His wife was muttering bitterly "they do it because they can". He was talking about writing a letter of complaint to the Hotel General Manager but I suggested that he wrote to the Sole Owner of the Hotel Group and gave him his name, suggesting also that he not complain about the fifty quid but rather that the day manager had left it to his junior staff to spoil his otherwise splendid holiday.

Seems he is something of a 'name' in the print media.

Dick Puddlecote said...

Adwelly: Lazy wouldn't surprise me. I was more struck with the term 'EU National' for a Briton.

AE: Concur entirely, and please carry on loathing. ;-)

Subrosa: Avoiding festivities? Would be true except the result was my avoiding all but two small glasses of wine, and you know I have to be ill for that to happen.
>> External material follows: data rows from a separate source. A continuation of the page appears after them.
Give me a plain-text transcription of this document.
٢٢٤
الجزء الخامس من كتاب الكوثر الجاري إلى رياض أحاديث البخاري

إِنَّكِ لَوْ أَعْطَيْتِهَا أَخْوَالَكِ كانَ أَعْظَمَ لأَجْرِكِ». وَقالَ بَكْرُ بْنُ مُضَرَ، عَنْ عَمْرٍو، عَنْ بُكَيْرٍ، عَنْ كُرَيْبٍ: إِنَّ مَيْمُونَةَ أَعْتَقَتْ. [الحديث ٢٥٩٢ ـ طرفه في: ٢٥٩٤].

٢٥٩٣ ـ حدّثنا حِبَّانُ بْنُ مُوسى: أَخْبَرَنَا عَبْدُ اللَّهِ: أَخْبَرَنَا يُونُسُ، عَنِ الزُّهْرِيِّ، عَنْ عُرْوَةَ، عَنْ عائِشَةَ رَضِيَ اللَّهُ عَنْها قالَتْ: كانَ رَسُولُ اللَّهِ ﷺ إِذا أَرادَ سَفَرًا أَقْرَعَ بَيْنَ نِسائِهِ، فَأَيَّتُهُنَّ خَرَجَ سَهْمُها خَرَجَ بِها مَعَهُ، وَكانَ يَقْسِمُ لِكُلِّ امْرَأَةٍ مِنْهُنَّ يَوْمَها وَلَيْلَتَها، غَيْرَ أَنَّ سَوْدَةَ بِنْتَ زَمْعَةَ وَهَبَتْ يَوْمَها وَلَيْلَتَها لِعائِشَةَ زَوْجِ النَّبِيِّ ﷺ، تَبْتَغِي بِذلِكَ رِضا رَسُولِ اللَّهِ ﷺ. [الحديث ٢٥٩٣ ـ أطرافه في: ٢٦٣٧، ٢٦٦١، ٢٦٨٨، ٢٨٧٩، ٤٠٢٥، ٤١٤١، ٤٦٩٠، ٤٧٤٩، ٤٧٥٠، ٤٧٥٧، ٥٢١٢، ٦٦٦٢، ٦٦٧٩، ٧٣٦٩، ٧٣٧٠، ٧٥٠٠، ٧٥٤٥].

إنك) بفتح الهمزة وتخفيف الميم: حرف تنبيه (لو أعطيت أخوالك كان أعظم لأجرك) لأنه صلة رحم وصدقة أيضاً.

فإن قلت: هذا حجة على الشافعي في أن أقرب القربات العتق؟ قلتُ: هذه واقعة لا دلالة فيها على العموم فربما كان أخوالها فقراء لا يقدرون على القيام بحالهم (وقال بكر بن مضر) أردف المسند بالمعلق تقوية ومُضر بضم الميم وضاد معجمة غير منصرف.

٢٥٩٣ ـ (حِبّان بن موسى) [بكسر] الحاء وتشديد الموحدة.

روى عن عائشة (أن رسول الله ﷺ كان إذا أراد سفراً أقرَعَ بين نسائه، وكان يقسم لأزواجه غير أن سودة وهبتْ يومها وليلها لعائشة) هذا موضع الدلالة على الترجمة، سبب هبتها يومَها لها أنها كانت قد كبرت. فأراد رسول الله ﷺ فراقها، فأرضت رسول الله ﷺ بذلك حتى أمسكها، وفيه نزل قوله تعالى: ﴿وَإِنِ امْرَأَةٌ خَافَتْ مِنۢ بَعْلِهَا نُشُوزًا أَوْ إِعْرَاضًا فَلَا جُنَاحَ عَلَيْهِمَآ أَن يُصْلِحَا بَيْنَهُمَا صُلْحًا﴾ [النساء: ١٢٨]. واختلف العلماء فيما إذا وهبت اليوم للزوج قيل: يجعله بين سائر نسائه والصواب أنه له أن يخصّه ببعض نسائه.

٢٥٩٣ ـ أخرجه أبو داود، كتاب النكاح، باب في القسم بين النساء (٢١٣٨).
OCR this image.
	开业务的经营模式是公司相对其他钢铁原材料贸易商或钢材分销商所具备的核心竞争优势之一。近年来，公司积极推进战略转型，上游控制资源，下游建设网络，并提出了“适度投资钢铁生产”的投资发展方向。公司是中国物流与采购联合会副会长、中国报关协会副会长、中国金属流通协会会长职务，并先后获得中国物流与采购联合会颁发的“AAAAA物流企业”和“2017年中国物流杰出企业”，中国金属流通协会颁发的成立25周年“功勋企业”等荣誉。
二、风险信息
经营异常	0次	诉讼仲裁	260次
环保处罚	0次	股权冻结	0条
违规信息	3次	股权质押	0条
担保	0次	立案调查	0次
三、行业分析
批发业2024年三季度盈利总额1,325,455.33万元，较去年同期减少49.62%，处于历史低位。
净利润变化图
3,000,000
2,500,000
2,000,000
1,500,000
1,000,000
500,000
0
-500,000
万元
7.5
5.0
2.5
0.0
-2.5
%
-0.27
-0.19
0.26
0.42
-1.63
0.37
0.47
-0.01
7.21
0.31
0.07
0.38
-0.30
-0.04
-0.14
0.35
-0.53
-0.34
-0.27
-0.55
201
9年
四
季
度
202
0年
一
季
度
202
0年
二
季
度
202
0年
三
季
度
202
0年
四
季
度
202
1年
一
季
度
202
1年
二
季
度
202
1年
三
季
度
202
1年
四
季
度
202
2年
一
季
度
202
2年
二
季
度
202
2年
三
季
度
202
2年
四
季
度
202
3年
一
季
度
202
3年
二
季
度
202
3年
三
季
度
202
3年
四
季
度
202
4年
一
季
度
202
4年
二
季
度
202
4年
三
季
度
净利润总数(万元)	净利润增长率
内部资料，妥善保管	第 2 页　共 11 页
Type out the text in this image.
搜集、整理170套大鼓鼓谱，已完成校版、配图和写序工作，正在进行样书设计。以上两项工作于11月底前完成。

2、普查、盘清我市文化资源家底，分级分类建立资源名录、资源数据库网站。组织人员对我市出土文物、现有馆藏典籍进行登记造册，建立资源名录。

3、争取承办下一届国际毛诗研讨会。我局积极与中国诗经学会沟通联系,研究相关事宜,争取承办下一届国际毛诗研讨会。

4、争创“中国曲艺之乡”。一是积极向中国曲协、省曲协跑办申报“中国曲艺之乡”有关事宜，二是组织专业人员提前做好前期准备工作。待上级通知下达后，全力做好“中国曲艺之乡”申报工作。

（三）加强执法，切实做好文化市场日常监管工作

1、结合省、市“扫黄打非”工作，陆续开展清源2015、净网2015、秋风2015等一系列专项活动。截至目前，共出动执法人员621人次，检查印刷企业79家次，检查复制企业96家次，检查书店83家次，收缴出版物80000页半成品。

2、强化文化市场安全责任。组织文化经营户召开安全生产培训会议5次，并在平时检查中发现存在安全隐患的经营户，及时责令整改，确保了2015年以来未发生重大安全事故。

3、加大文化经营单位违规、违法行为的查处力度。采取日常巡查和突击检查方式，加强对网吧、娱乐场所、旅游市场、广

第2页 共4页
Banned: That's it, crank up my post-chill anger levels. I'd be interested to know how the guy gets on with his complaint. If you hear, please drop me a line

Anonymous said...

Two small glasses of wine? That IS dead! I have the same problem with non-work related illness - not a damn sniffle in term time but once that bloody bell has gone a variety of assorted infections try to make it past the whisky that is a substitute for blood in this ex-teacher.
TTFN and remember "It's medicinal, not alcohol!"
Michael (Too bone idle to go through all this registering lark at my age!)

TheFatBigot said...

I also have the task of preparing the festive feast while the rest of the family visits an ancient in-law who can't get about. I'd love to visit her too, she's a fine old bird, but tummies (young and old) need to be filled and it's hugely flattering that I am nominated to fill them with tasty fare.

Illness during a holiday period is most definitely a self-employed thing, but it never spoils festivities at FatBigot Towers. They tolerate me sneezing into nascent gravy or they get no gravy, and no one suffers any ill effects although it happens at least two years out of three.

Merry Christmas Mr P and a very happy New Year to you and all those dear to you. Thank you for all the entertainment and information you have provided in 2009.

Anonymous said...

Yep, I too have found that since being self-employed, I'm only - and usually - ill during time off!

There's a spray called "Ozium" which is apparently used by airline crew to deal with hotel room smoke.

And, yes, predictably, the anti-smoking mob have got their new kit ready for their fantasy that all smokers want to quit in the new year (sigh). We'll be even more inundated with ads until end January.


Beware of Geeks bearing GIFs said...

Merry Xmas all.

Running my own business for over a decade now, it is true: the only times I get ill are at Christmas or on holiday. Nothing too serious, normally the sniffles but it's great when everyone has flu during Oct/Nov and you seem to develop superhuman powers of immunity to it all then BANG: once the feet are up on the seat and the Laphroaig is uncorked the body's immune system takes a holiday.